А мой сын Сергей,которого  Глеб воспитывал с 9-ти лет,написал стих  "ЛЮДИ  -ШРАМЫ". Признаюсь,не я,а сын сумел почувствовать тонкую и ранимую душу поэта,кровоточащую от любой несправедливости   жизни

Мир битком набит животной дрянью.
Люди,словно звери,и пока
Жизнь кипит,увидишь при внимании
Человека-волка и быка.
Люди-львы и люди-обезьяны
Так храбры,назойливы и злы!
А еще бывают люди-шрамы,
Бьются в кровь об острые углы
И бредут они,и кровоточат,
Так забавно созданы Творцом.
И никто из них совсем не хочет
Мнить себя творения венцом.
Ранят их и,обливая злобой,
Гонят,проклиная,а потом,
Им кидают в спину камни,чтобы
Слыть не обезьяною,а львом.
А они все ходят, от чего-то
Любят нас-и львов,и обезьян
Словно бы хотят поведать что-то,
Или излечить какой изъян.
Люди-шрамы-ласковые дети,
Тяжкий груз возвышенной души
Носят по озлобленной планете,
Бьются в кровь и не кричат в тиши.


            ПОМНИМ ГЛЕБА!
К 80 - летию ГЛЕБА ДЕЙНИЧЕНКО
«Великие люди – они велики не потому, что знамениты. Великими, одаренными, талантливыми они рождаются, и это как данность…»

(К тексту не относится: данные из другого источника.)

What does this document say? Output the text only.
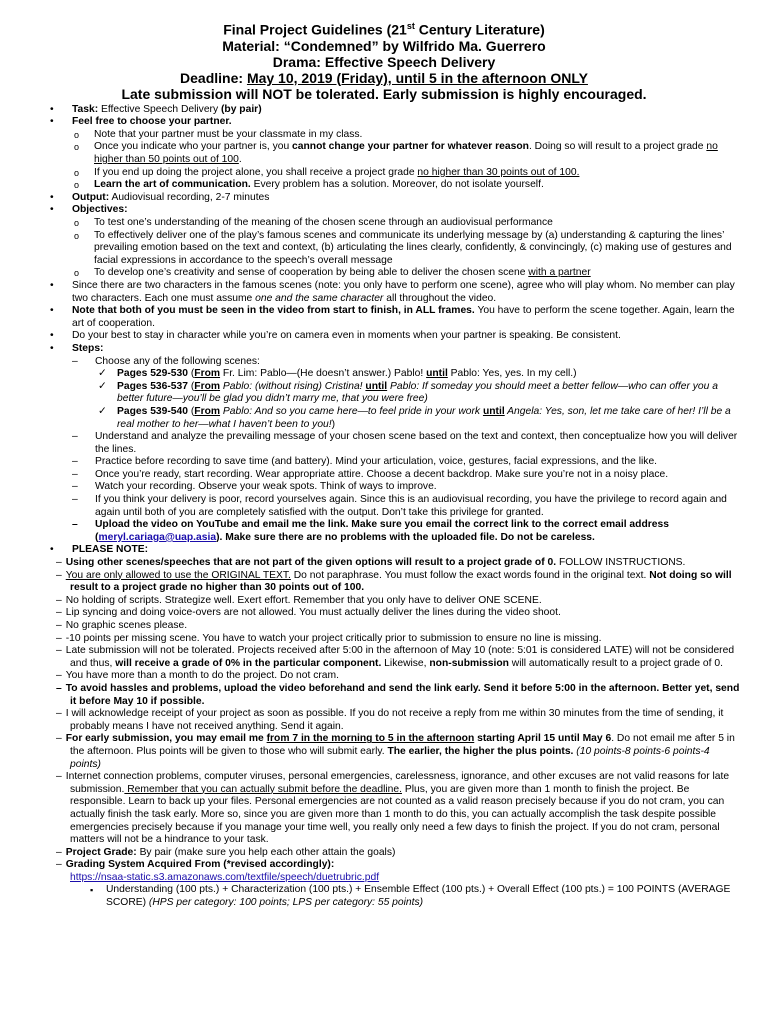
Final Project Guidelines (21st Century Literature)
Material: “Condemned” by Wilfrido Ma. Guerrero
Drama: Effective Speech Delivery
Deadline: May 10, 2019 (Friday), until 5 in the afternoon ONLY
Late submission will NOT be tolerated. Early submission is highly encouraged.
• Task: Effective Speech Delivery (by pair)
• Feel free to choose your partner.
o Note that your partner must be your classmate in my class.
o Once you indicate who your partner is, you cannot change your partner for whatever reason. Doing so will result to a project grade no higher than 50 points out of 100.
o If you end up doing the project alone, you shall receive a project grade no higher than 30 points out of 100.
o Learn the art of communication. Every problem has a solution. Moreover, do not isolate yourself.
• Output: Audiovisual recording, 2-7 minutes
• Objectives:
o To test one’s understanding of the meaning of the chosen scene through an audiovisual performance
o To effectively deliver one of the play’s famous scenes and communicate its underlying message by (a) understanding & capturing the lines’ prevailing emotion based on the text and context, (b) articulating the lines clearly, confidently, & convincingly, (c) making use of gestures and facial expressions in accordance to the speech’s overall message
o To develop one’s creativity and sense of cooperation by being able to deliver the chosen scene with a partner
• Since there are two characters in the famous scenes (note: you only have to perform one scene), agree who will play whom. No member can play two characters. Each one must assume one and the same character all throughout the video.
• Note that both of you must be seen in the video from start to finish, in ALL frames. You have to perform the scene together. Again, learn the art of cooperation.
• Do your best to stay in character while you’re on camera even in moments when your partner is speaking. Be consistent.
• Steps:
– Choose any of the following scenes:
✓ Pages 529-530 (From Fr. Lim: Pablo—(He doesn’t answer.) Pablo! until Pablo: Yes, yes. In my cell.)
✓ Pages 536-537 (From Pablo: (without rising) Cristina! until Pablo: If someday you should meet a better fellow—who can offer you a better future—you’ll be glad you didn’t marry me, that you were free)
✓ Pages 539-540 (From Pablo: And so you came here—to feel pride in your work until Angela: Yes, son, let me take care of her! I’ll be a real mother to her—what I haven’t been to you!)
– Understand and analyze the prevailing message of your chosen scene based on the text and context, then conceptualize how you will deliver the lines.
– Practice before recording to save time (and battery). Mind your articulation, voice, gestures, facial expressions, and the like.
– Once you’re ready, start recording. Wear appropriate attire. Choose a decent backdrop. Make sure you’re not in a noisy place.
– Watch your recording. Observe your weak spots. Think of ways to improve.
– If you think your delivery is poor, record yourselves again. Since this is an audiovisual recording, you have the privilege to record again and again until both of you are completely satisfied with the output. Don’t take this privilege for granted.
– Upload the video on YouTube and email me the link. Make sure you email the correct link to the correct email address (meryl.cariaga@uap.asia). Make sure there are no problems with the uploaded file. Do not be careless.
• PLEASE NOTE:
– Using other scenes/speeches that are not part of the given options will result to a project grade of 0. FOLLOW INSTRUCTIONS.
– You are only allowed to use the ORIGINAL TEXT. Do not paraphrase. You must follow the exact words found in the original text. Not doing so will result to a project grade no higher than 30 points out of 100.
– No holding of scripts. Strategize well. Exert effort. Remember that you only have to deliver ONE SCENE.
– Lip syncing and doing voice-overs are not allowed. You must actually deliver the lines during the video shoot.
– No graphic scenes please.
– -10 points per missing scene. You have to watch your project critically prior to submission to ensure no line is missing.
– Late submission will not be tolerated. Projects received after 5:00 in the afternoon of May 10 (note: 5:01 is considered LATE) will not be considered and thus, will receive a grade of 0% in the particular component. Likewise, non-submission will automatically result to a project grade of 0.
– You have more than a month to do the project. Do not cram.
– To avoid hassles and problems, upload the video beforehand and send the link early. Send it before 5:00 in the afternoon. Better yet, send it before May 10 if possible.
– I will acknowledge receipt of your project as soon as possible. If you do not receive a reply from me within 30 minutes from the time of sending, it probably means I have not received anything. Send it again.
– For early submission, you may email me from 7 in the morning to 5 in the afternoon starting April 15 until May 6. Do not email me after 5 in the afternoon. Plus points will be given to those who will submit early. The earlier, the higher the plus points. (10 points-8 points-6 points-4 points)
– Internet connection problems, computer viruses, personal emergencies, carelessness, ignorance, and other excuses are not valid reasons for late submission. Remember that you can actually submit before the deadline. Plus, you are given more than 1 month to finish the project. Be responsible. Learn to back up your files. Personal emergencies are not counted as a valid reason precisely because if you do not cram, you can actually finish the task early. More so, since you are given more than 1 month to do this, you can actually accomplish the task despite possible emergencies precisely because if you manage your time well, you really only need a few days to finish the project. If you do not cram, personal matters will not be a hindrance to your task.
– Project Grade: By pair (make sure you help each other attain the goals)
– Grading System Acquired From (*revised accordingly):
https://nsaa-static.s3.amazonaws.com/textfile/speech/duetrubric.pdf
▪ Understanding (100 pts.) + Characterization (100 pts.) + Ensemble Effect (100 pts.) + Overall Effect (100 pts.) = 100 POINTS (AVERAGE SCORE) (HPS per category: 100 points; LPS per category: 55 points)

«В людях, замученных жизнью, оставалась тяга к настоящим чувствам и поэтическому слову…»

«Я – человек довольно простой в общении…»

(Из интервью Глеба Дейниченко).

БЕДИЛЬ БУХАРСКИЙ.

Душанбе, сентябрь 1993 года. Мне звонят из редакции газеты и приглашают на встречу, завтра, в 10 утра, у памятника Ибн Сино. С кем, зачем и для чего – не объясняют. Заинтригован. На следующее утро стою у памятника. Ровно в 10 часов подъезжает огромный, роскошный ГАЗ-13 «Чайка» кабриолет, самое известное советское правительственное авто того времени. На таких возили королей и президентов, с них министры обороны принимали военные парады. Движение на улице ломается, автомобили притормаживают, прохожие замирают.

В «Чайке» сияющие лица - оператора кинохроники Зикриё Исроилова и фотографа с «Никоном» на шее. Не понимаю. Фотограф объясняет:

- Глеб пробил «Чайку» для фотосессии, до министра дошел.

- Зачем?

- Потому что у нее мягкий ход, без тряски. Снимать будем на ходу.

- Почему на ходу?

- Глеб сказал, динамика нужна.

Понятнее не стало, но как-то взбодрило. Хочет Глеб похулиганить? Похулиганим.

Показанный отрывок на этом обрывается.